ANNE PERRY – Brunswick Gardens. Inspector Thomas Pitt & Charlotte (Ellison) Pitt #18. Columbine, hardcover, 1998. Fawcett Crest, paperback, 1999.

   When Unity Bellwood, a young woman working as a translator for prominent clergyman Ramsay Parmenter, is found dead at the foot of the staircase in the entrance hall of his house, Superintendent Thomas Pitt is assigned to investigate the delicate matter by Commissioner Cornwallis. Unity was a believer in feminism, free love and the theories of Charles Darwin and had frequent arguments with Reverend Parmenter. In fact, she had one shortly before her fatal fall and, though there were no witnesses, several people. including his wife, heard the shout “No, no … Reverend” before the body was discovered. Later it is disclosed that she was also three months pregnant.

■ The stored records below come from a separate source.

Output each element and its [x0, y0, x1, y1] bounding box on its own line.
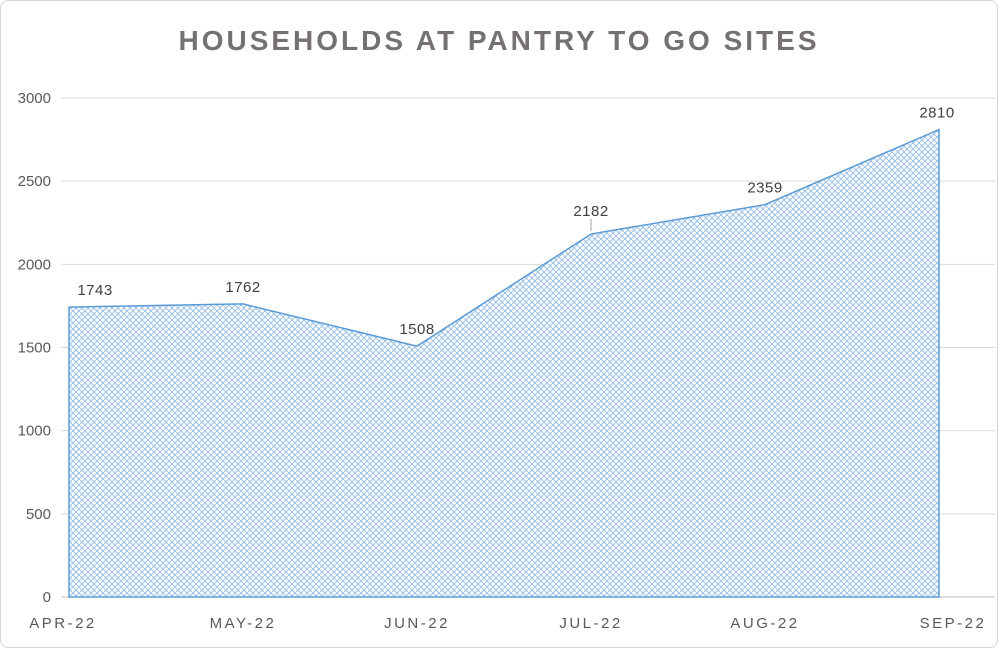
y-tick-label: 1500 [18, 340, 51, 357]
y-tick-label: 2500 [18, 173, 51, 190]
area-series [68, 128, 940, 598]
y-tick-label: 2000 [18, 256, 51, 273]
y-tick-label: 1000 [18, 423, 51, 440]
x-tick-label: APR-22 [29, 615, 97, 632]
x-tick-label: JUN-22 [384, 615, 450, 632]
data-label: 2810 [919, 105, 954, 122]
y-tick-label: 3000 [18, 90, 51, 107]
data-label: 2182 [573, 203, 608, 220]
y-tick-label: 0 [43, 589, 51, 606]
x-tick-label: JUL-22 [559, 615, 622, 632]
plot-area: 0 500 1000 1500 2000 2500 3000 1743 1762 1508 2182… [18, 90, 995, 632]
data-label: 1762 [225, 279, 260, 296]
chart-title: HOUSEHOLDS AT PANTRY TO GO SITES [178, 25, 820, 56]
x-tick-label: SEP-22 [920, 615, 987, 632]
x-tick-label: MAY-22 [210, 615, 277, 632]
x-tick-label: AUG-22 [730, 615, 799, 632]
data-label: 1508 [399, 321, 434, 338]
data-label: 1743 [77, 282, 112, 299]
y-tick-label: 500 [26, 506, 51, 523]
data-label: 2359 [747, 180, 782, 197]
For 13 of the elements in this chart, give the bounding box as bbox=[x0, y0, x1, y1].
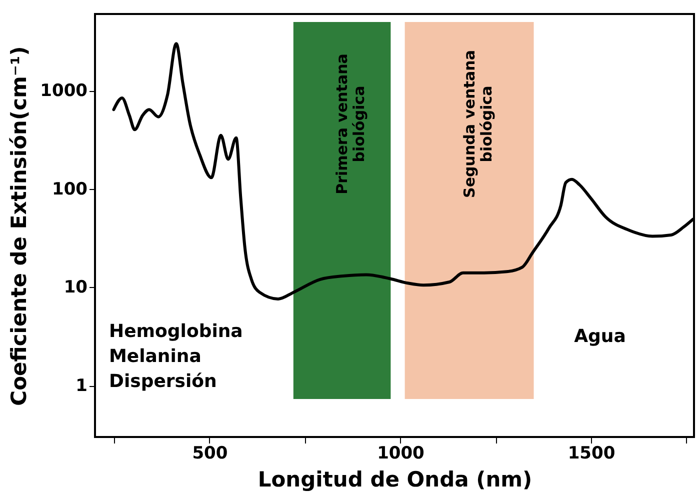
y-tick-label: 10 bbox=[64, 278, 88, 298]
y-tick-label: 100 bbox=[52, 179, 88, 200]
annotation: Hemoglobina Melanina Dispersión bbox=[109, 321, 243, 392]
band-label: Primera ventana biológica bbox=[333, 54, 368, 194]
y-axis-title: Coeficiente de Extinsión(cm⁻¹) bbox=[7, 46, 32, 406]
x-tick-label: 500 bbox=[192, 444, 228, 464]
x-tick-label: 1500 bbox=[568, 444, 616, 464]
band-label: Segunda ventana biológica bbox=[460, 50, 496, 198]
x-axis-title: Longitud de Onda (nm) bbox=[258, 468, 532, 492]
annotation: Agua bbox=[574, 326, 626, 347]
x-tick-label: 1000 bbox=[377, 444, 425, 464]
y-tick-label: 1 bbox=[76, 376, 88, 396]
y-tick-label: 1000 bbox=[40, 81, 88, 102]
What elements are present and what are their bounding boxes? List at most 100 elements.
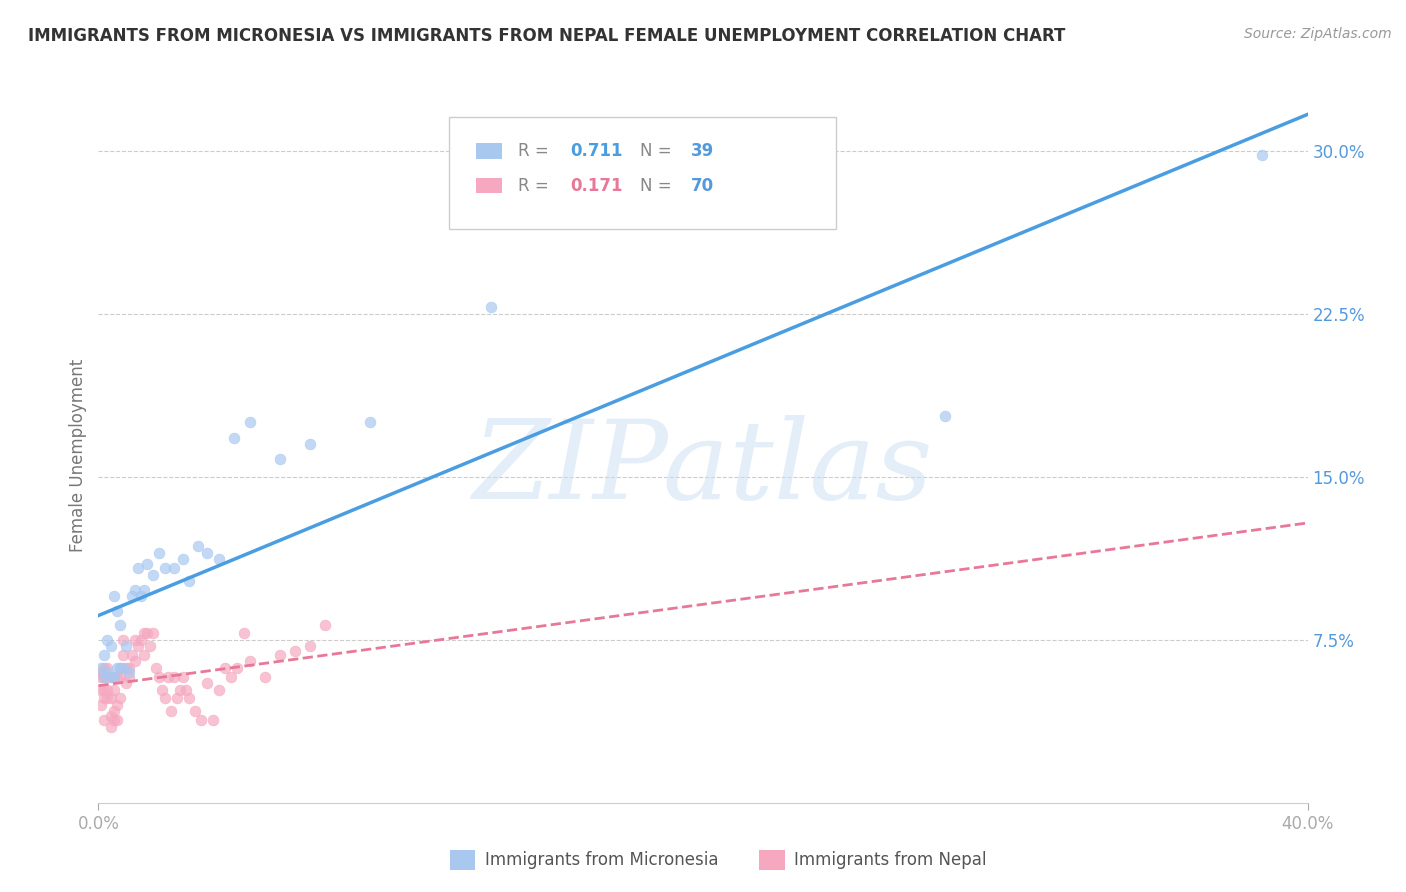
Point — [145, 661, 167, 675]
Point — [132, 582, 155, 597]
Point — [111, 632, 134, 647]
Point — [93, 682, 115, 697]
Point — [111, 661, 134, 675]
Point — [163, 670, 186, 684]
Point — [105, 670, 128, 684]
Point — [118, 661, 141, 675]
Text: 0.711: 0.711 — [569, 142, 623, 160]
Point — [299, 639, 322, 653]
Point — [139, 639, 162, 653]
Text: R =: R = — [517, 142, 554, 160]
Point — [314, 617, 336, 632]
Point — [934, 409, 956, 423]
Point — [108, 617, 131, 632]
Point — [142, 567, 165, 582]
Point — [108, 670, 131, 684]
Point — [93, 670, 115, 684]
FancyBboxPatch shape — [449, 118, 837, 229]
Point — [269, 452, 291, 467]
Point — [208, 552, 231, 566]
Point — [253, 670, 276, 684]
Point — [121, 589, 143, 603]
Point — [187, 539, 209, 553]
Point — [103, 670, 125, 684]
Point — [195, 676, 218, 690]
Point — [108, 661, 131, 675]
Point — [142, 626, 165, 640]
Point — [174, 682, 197, 697]
Point — [166, 691, 188, 706]
Point — [127, 561, 149, 575]
Point — [103, 713, 125, 727]
Text: Immigrants from Nepal: Immigrants from Nepal — [794, 851, 987, 869]
Point — [132, 648, 155, 662]
Point — [160, 705, 183, 719]
FancyBboxPatch shape — [475, 144, 502, 159]
Point — [93, 661, 115, 675]
Point — [108, 691, 131, 706]
Point — [100, 670, 122, 684]
Point — [114, 661, 136, 675]
Point — [96, 682, 118, 697]
Point — [239, 655, 262, 669]
Point — [96, 632, 118, 647]
Point — [129, 632, 152, 647]
Point — [100, 670, 122, 684]
Y-axis label: Female Unemployment: Female Unemployment — [69, 359, 87, 551]
Point — [93, 670, 115, 684]
Point — [108, 661, 131, 675]
Point — [135, 626, 157, 640]
Point — [93, 713, 115, 727]
Text: N =: N = — [640, 177, 678, 194]
Text: ZIPatlas: ZIPatlas — [472, 415, 934, 523]
Text: 39: 39 — [690, 142, 714, 160]
Point — [103, 682, 125, 697]
Point — [127, 639, 149, 653]
Point — [153, 691, 176, 706]
Point — [190, 713, 212, 727]
Point — [172, 552, 194, 566]
Point — [105, 605, 128, 619]
Point — [111, 648, 134, 662]
Point — [163, 561, 186, 575]
Point — [148, 670, 170, 684]
Point — [100, 708, 122, 723]
FancyBboxPatch shape — [475, 178, 502, 194]
Point — [103, 705, 125, 719]
Point — [105, 698, 128, 712]
Point — [284, 643, 307, 657]
Point — [179, 691, 201, 706]
Point — [118, 670, 141, 684]
Point — [96, 670, 118, 684]
Point — [184, 705, 207, 719]
Point — [124, 632, 146, 647]
Point — [96, 691, 118, 706]
Point — [124, 655, 146, 669]
Point — [100, 639, 122, 653]
Point — [93, 691, 115, 706]
Point — [214, 661, 236, 675]
Point — [360, 415, 382, 429]
Point — [1251, 148, 1274, 162]
Point — [100, 691, 122, 706]
Point — [103, 670, 125, 684]
Point — [221, 670, 243, 684]
Point — [202, 713, 225, 727]
Text: IMMIGRANTS FROM MICRONESIA VS IMMIGRANTS FROM NEPAL FEMALE UNEMPLOYMENT CORRELAT: IMMIGRANTS FROM MICRONESIA VS IMMIGRANTS… — [28, 27, 1066, 45]
Point — [153, 561, 176, 575]
Point — [114, 639, 136, 653]
Text: Immigrants from Micronesia: Immigrants from Micronesia — [485, 851, 718, 869]
Point — [169, 682, 191, 697]
Point — [135, 557, 157, 571]
Point — [232, 626, 254, 640]
Point — [239, 415, 262, 429]
Point — [105, 661, 128, 675]
Point — [90, 670, 112, 684]
Point — [100, 720, 122, 734]
Point — [93, 648, 115, 662]
Point — [105, 713, 128, 727]
Text: 0.171: 0.171 — [569, 177, 623, 194]
Point — [96, 665, 118, 680]
Point — [269, 648, 291, 662]
Point — [121, 648, 143, 662]
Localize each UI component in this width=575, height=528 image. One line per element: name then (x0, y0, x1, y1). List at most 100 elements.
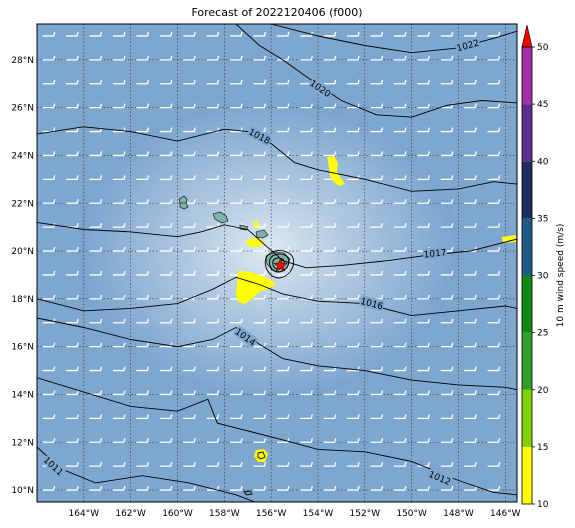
wind-barb (42, 55, 56, 61)
wind-barb (487, 438, 501, 443)
wind-barb (393, 175, 407, 181)
wind-barb (230, 31, 243, 37)
wind-barb (66, 55, 79, 61)
wind-barb (464, 270, 477, 276)
wind-barb (370, 79, 384, 85)
wind-barb (206, 103, 220, 109)
wind-barb (136, 31, 149, 37)
wind-barb (370, 414, 384, 420)
colorbar-tick-label: 40 (537, 157, 549, 167)
wind-barb (42, 151, 56, 157)
wind-barb (183, 342, 196, 348)
wind-barb (323, 246, 337, 252)
wind-barb (230, 414, 243, 420)
colorbar-tick-label: 30 (537, 272, 549, 282)
wind-barb (417, 318, 430, 324)
wind-barb (136, 318, 149, 324)
wind-barb (206, 366, 220, 372)
wind-barb (440, 79, 454, 85)
wind-barb (487, 342, 501, 348)
wind-barb (112, 461, 126, 467)
wind-barb (300, 438, 313, 443)
wind-barb (66, 438, 79, 443)
wind-barb (66, 461, 79, 467)
wind-barb (370, 199, 384, 204)
wind-barb (370, 270, 384, 276)
wind-barb (300, 199, 313, 204)
wind-barb (183, 31, 196, 37)
wind-barb (136, 55, 149, 61)
wind-barb (347, 485, 360, 491)
wind-barb (347, 151, 360, 157)
wind-barb (183, 414, 196, 420)
wind-barb (370, 438, 384, 443)
wind-barb (464, 390, 477, 396)
wind-barb (89, 342, 103, 348)
wind-barb (417, 175, 430, 181)
wind-barb (347, 294, 360, 300)
wind-barb (440, 175, 454, 181)
wind-barb (393, 390, 407, 396)
wind-barb (440, 199, 454, 204)
wind-barb (393, 414, 407, 420)
wind-barb (464, 438, 477, 443)
wind-barb (253, 438, 267, 443)
wind-barb (159, 461, 173, 467)
wind-barb (323, 103, 337, 109)
wind-barb (183, 318, 196, 324)
wind-barb (487, 151, 501, 157)
wind-barb (253, 199, 267, 204)
wind-barb (66, 270, 79, 276)
wind-barb (323, 342, 337, 348)
wind-barb (370, 127, 384, 133)
wind-barb (393, 199, 407, 204)
wind-barb (159, 151, 173, 157)
wind-barb (206, 55, 220, 61)
wind-barb (112, 175, 126, 181)
wind-barb (230, 55, 243, 61)
colorbar-tick-label: 50 (537, 43, 549, 53)
colorbar-bin (522, 218, 532, 276)
isobar-label-bg (41, 453, 67, 478)
wind-barb (183, 151, 196, 157)
wind-barb (89, 366, 103, 372)
wind-barb (112, 79, 126, 85)
wind-barb (276, 294, 290, 300)
wind-barb (136, 175, 149, 181)
wind-barb (370, 151, 384, 157)
wind-barb (183, 222, 196, 228)
wind-barb (440, 438, 454, 443)
wind-barb (464, 79, 477, 85)
wind-barb (393, 79, 407, 85)
lon-tick-label: 156°W (256, 509, 287, 519)
wind-barb (42, 246, 56, 252)
wind-barb (206, 246, 220, 252)
wind-barb (66, 485, 79, 491)
wind-barb (370, 461, 384, 467)
wind-barb (89, 318, 103, 324)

   Living in the house, besides the servants, were Parmenter’s two grown daughters, his son Mallory, a recent convert to Catholicism who planned to leave shortly to study for the priesthood and his curate. To his great surprise Thomas discovers that the curate is his erstwhile brother-in-law Dominic Corde. Corde was married to Thomas’ wife’s sister Sara, who was one of the Cater Street Hangman’s victims, whose murders Thomas was investigating when he met Charlotte. At that time Corde was a womanizer, and Charlotte had a secret crush an him. Has his character changed so completely in the intervening years? Thomas soon concludes that the murderer must be one of the three men in the house. But it isn’t until another death takes place and Charlotte helps that he is able to come up with the solution.

   Though well written and with credible characters the book suffers from being t-o-o l-o-n-g at over four hundred pages. And, since it’s rather easy to spot the killer there isn’t enough suspense to sustain its length. The tacked on romance at the end doesn’t help much either.

— Reprinted from The Hound of Dr. Johnson #19, May 2002.